Santi curiga Laras-lah yang membuat tuan muda Tony mengubah pendiriannya.
"Bukankah dia membenciku?"
"Kalau tebakanku benar, kenapa Hazel akhirnya berpihak pada Laras?"
"Mungkinkah Hazel dibayar mahal?"
"Haruskah aku menghubungi nenek Wendi?"
Banyak pertanyaan terus menari-nari di benak Santi.
Dia masih tidak bisa menerima kenyataan begitu saja. Santi merasa Haxel sengaja memindahkannya dari rumah mewah milik keluarga Wendi.

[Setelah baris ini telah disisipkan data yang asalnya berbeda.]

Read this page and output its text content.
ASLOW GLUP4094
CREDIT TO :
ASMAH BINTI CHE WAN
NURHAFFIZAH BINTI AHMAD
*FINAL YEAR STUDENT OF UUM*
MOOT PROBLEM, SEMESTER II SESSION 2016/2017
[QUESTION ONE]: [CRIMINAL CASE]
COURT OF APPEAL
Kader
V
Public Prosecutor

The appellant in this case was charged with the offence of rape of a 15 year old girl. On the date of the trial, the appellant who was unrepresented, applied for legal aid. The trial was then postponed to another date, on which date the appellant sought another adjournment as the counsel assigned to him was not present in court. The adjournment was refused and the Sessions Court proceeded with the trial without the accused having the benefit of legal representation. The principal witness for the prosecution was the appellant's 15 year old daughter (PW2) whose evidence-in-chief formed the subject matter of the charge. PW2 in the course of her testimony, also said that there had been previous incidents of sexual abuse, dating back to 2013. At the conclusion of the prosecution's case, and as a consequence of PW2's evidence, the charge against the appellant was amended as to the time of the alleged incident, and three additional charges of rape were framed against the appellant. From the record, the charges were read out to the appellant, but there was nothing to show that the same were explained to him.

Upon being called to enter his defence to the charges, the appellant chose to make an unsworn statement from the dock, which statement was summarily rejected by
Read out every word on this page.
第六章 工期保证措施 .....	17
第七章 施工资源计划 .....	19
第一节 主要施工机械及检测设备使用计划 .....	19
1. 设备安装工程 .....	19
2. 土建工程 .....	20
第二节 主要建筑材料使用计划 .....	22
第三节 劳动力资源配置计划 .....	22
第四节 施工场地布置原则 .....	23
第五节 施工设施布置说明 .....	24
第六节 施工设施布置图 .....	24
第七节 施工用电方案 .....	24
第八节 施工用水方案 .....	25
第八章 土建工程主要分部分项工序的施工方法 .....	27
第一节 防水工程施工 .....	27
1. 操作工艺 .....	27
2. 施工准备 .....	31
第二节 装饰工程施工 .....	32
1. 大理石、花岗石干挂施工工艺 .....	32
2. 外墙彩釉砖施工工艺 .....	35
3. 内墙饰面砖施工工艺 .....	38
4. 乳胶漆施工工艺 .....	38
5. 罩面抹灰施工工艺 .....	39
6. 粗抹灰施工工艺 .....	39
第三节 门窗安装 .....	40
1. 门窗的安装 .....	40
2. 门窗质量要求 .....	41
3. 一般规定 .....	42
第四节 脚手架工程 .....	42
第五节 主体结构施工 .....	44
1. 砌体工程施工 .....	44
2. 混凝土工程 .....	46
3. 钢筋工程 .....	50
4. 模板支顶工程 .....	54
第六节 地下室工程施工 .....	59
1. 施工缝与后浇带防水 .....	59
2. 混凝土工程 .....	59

"Aku akan kembali menemui nenek Wendi."
"Bawa aku sekarang!"
"Ayo, Hazel!"
Hazel sangat terkejut mendengar perintah dari wanita yang dicintainya.
"Apakah Anda lelah hidup, Nona Santi?" tanya Hazel, memelototi Santi.

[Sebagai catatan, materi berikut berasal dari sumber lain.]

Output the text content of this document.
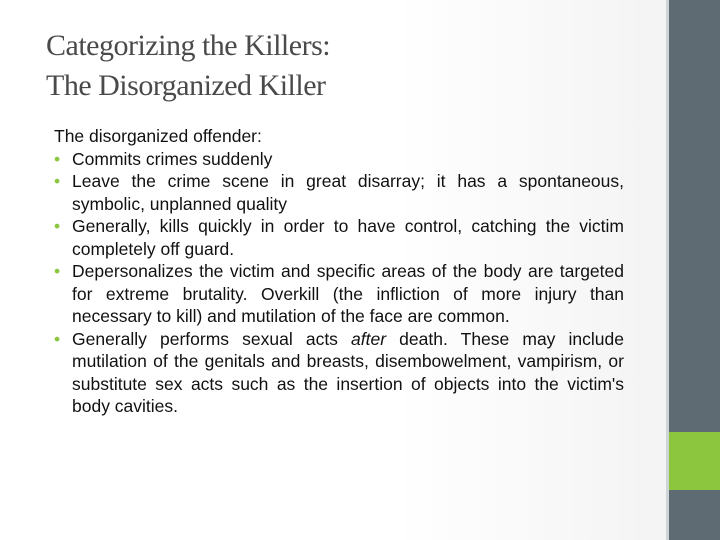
Categorizing the Killers:
The Disorganized Killer

The disorganized offender:

• Commits crimes suddenly
• Leave the crime scene in great disarray; it has a spontaneous, symbolic, unplanned quality
• Generally, kills quickly in order to have control, catching the victim completely off guard.
• Depersonalizes the victim and specific areas of the body are targeted for extreme brutality. Overkill (the infliction of more injury than necessary to kill) and mutilation of the face are common.
• Generally performs sexual acts after death. These may include mutilation of the genitals and breasts, disembowelment, vampirism, or substitute sex acts such as the insertion of objects into the victim's body cavities.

"Bukankah aku sudah menjelaskannya padamu?"
"Nyawa Anda dan anak Anda dalam bahaya."
Mendengar permintaan konyol Santi, Hazel tidak bisa menahan diri untuk tidak memarahi istri tuan mudanya lagi.

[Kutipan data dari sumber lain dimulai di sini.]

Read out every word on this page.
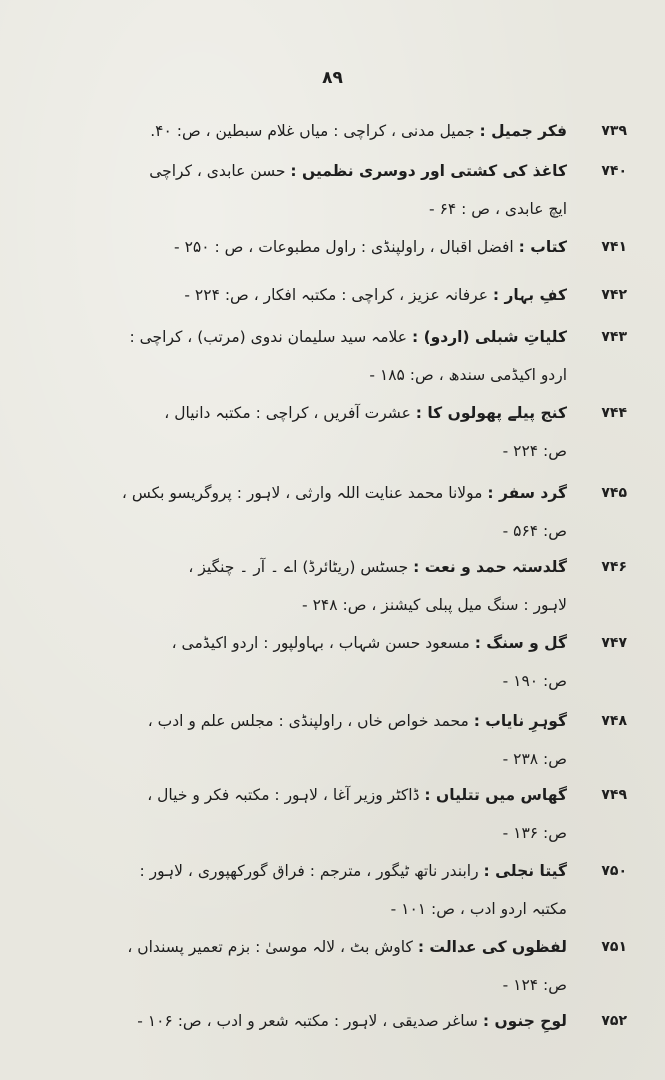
۸۹
۷۳۹
فکر جمیل : جمیل مدنی ، کراچی : میاں غلام سبطین ، ص: ۴۰.
۷۴۰
کاغذ کی کشتی اور دوسری نظمیں : حسن عابدی ، کراچی
ایچ عابدی ، ص : ۶۴ -
۷۴۱
کتاب : افضل اقبال ، راولپنڈی : راول مطبوعات ، ص : ۲۵۰ -
۷۴۲
کفِ بہار : عرفانہ عزیز ، کراچی : مکتبہ افکار ، ص: ۲۲۴ -
۷۴۳
کلیاتِ شبلی (اردو) : علامہ سید سلیمان ندوی (مرتب) ، کراچی :
اردو اکیڈمی سندھ ، ص: ۱۸۵ -
۷۴۴
کنج پیلے پھولوں کا : عشرت آفریں ، کراچی : مکتبہ دانیال ،
ص: ۲۲۴ -
۷۴۵
گرد سفر : مولانا محمد عنایت اللہ وارثی ، لاہور : پروگریسو بکس ،
ص: ۵۶۴ -
۷۴۶
گلدستہ حمد و نعت : جسٹس (ریٹائرڈ) اے ۔ آر ۔ چنگیز ،
لاہور : سنگ میل پبلی کیشنز ، ص: ۲۴۸ -
۷۴۷
گل و سنگ : مسعود حسن شہاب ، بہاولپور : اردو اکیڈمی ،
ص: ۱۹۰ -
۷۴۸
گوہرِ نایاب : محمد خواص خاں ، راولپنڈی : مجلس علم و ادب ،
ص: ۲۳۸ -
۷۴۹
گھاس میں تتلیاں : ڈاکٹر وزیر آغا ، لاہور : مکتبہ فکر و خیال ،
ص: ۱۳۶ -
۷۵۰
گیتا نجلی : رابندر ناتھ ٹیگور ، مترجم : فراق گورکھپوری ، لاہور :
مکتبہ اردو ادب ، ص: ۱۰۱ -
۷۵۱
لفظوں کی عدالت : کاوش بٹ ، لالہ موسیٰ : بزم تعمیر پسنداں ،
ص: ۱۲۴ -
۷۵۲
لوحِ جنوں : ساغر صدیقی ، لاہور : مکتبہ شعر و ادب ، ص: ۱۰۶ -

Santi terkejut mendengar Hazel memarahinya.
Hazel tampak serius dengan kata-katanya.
Ekspresi marah bercampur khawatir terlihat di wajah bodyguard andalan tuan muda Tony.
Bukan Santi kalau dia rela pergi begitu saja.
"Kalau begitu katakan saja padaku apa yang kita dan suamiku sembunyikan?"
"Pasti ada rahasia besar."
"Sekali lagi aku tegaskan aku tidak akan ikut denganmu!"
"Jika kamu tidak siap untuk menjelaskan, biarkan aku bertanya pada Nenek Wendi sendiri."
Dengan gerakan cepat, Santi merogoh saku celananya. Ambil ponsel. Jari-jari Santi bergerak, mencari kontak atas nama nenek Wendi.
"Dengar, Hazel. Aku akan segera menelepon nenek Wendi."
"Biarkan aku mencari tahu sendiri apa yang terjadi."
Baru saja, Santi mencari kontak telepon atas nama nenek Wendi, Hazel merebut ponsel dari genggaman istri muda tuannya.
"Hei Hazel, apa yang kamu lakukan?"
"Kenapa kamu berani merebut telepon dari tanganku?"
"Sekali lagi maaf Nona Santi, saya harus melakukan ini untuk kebaikan Anda sendiri."
Hazel menyelipkan telepon apartemen Santi ke jaketnya, setelah berpura-pura seolah tidak terjadi sesuatu.